Friedberg (ddp-hes). Missmutig harren die rund 180 Neonazis in der Mittagshitze aus. Doch es geht einfach nicht voran: Hunderte Menschen haben am Samstag in Friedberg die geplante Demonstrationsroute der NPD blockiert. Nach drei Stunden rollen die Rechten frustriert ihre Fahnen wieder zusammen, trotten die wenigen Meter zurück zum Bahnhof. Die Gegendemonstranten jubeln und klatschen. «Wir haben gewonnen», ruft Cornelia Wenk vom Wetterauer Bündnis gegen Nazis. Die etwa 1200 Teilnehmer hätten den NPD-Aufmarsch in Friedberg friedlich verhindert. Die Neonazis fahren mit dem Zug nach Nidda weiter, doch auch hier kommen sie nicht über den Bahnhofsbereich hinaus.

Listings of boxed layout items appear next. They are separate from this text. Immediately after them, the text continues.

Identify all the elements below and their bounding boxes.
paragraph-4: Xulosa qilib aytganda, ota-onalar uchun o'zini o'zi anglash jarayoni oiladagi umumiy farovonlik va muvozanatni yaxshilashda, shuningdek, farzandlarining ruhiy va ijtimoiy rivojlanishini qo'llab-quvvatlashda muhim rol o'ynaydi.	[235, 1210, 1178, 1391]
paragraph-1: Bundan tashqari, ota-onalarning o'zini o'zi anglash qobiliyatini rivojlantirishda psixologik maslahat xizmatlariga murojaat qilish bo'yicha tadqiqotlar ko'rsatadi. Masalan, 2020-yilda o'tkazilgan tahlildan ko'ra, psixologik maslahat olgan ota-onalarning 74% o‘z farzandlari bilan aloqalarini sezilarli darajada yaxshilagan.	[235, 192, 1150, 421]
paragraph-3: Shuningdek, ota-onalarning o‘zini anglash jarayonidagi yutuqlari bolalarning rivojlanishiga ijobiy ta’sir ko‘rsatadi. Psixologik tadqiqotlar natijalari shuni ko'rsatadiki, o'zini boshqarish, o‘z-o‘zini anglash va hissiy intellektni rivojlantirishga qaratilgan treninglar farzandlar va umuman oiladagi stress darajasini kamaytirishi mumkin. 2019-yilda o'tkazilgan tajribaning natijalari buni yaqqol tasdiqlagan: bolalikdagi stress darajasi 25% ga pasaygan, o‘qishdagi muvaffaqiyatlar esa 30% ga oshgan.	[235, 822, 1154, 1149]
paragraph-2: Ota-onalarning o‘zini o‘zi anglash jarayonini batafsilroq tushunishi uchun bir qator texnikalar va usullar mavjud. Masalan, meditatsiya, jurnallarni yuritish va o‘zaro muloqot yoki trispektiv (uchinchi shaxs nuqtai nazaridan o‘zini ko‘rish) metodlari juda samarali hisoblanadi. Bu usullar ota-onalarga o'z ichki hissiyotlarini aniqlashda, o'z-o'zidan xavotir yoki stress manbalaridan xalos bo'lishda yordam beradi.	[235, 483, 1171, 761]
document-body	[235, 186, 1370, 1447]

Die NPD hat unter dem Motto «Deutsche wehrt euch - gegen Islamisierung und Überfremdung» am Samstag in der Wetterau gleich zwei Demonstrationen angemeldet: am Vormittag in Friedberg und am Nachmittag in Nidda. Doch das wollen die Bürger der beiden Städte nicht ohne Gegenwehr hinnehmen. Seit Wochen machen sie gegen den rechten Aufmarsch mobil. Der Friedberger Bürgermeister Michael Keller (SPD) sagt, dass er «stolz und dankbar» sei, dass sich so ein breites Bündnis zusammengefunden habe. «In einer Demokratie muss man zeigen, wofür man steht», betont er.

Als die Neonazis in Friedberg am Bahnhof ankommen, prangt dort ein riesiges Schild mit der Aufschrift «Faschismus ist keine Meinung, sondern ein Verbrechen». Die Gegendemonstranten stehen nur wenige Meter entfernt in Sichtweite. Sie strecken ihre Anti-Nazi-Plakate in die Höhe, empfangen die NPD-Anhänger mit Pfiffen und Buh-Rufen. Mitglieder der Satiregruppe Apfelfront machen sich lautstark über den rechten Aufmarsch lustig: Die Jugendlichen schwenken rote Fahnen mit einem Apfel in der Mitte und skandieren: «Was gibt der deutschen Jugend Kraft? Apfelsaft, Apfelsaft.»

Die Rechten gucken etwas irritiert, geben sich aber unbeeindruckt. Einige junge Männer mit Glatze und Sonnenbrille posieren für ein Gruppenfoto. Den Plakaten nach zu urteilen sind Neonazis aus Rheinland-Pfalz angereist, auch Anhänger von Kameradschaften sind vertreten. Einige haben Teile ihrer Tätowierungen unter braunem Klebeband versteckt, Springerstiefel und Bomberjacken sind auf der Demonstration verboten.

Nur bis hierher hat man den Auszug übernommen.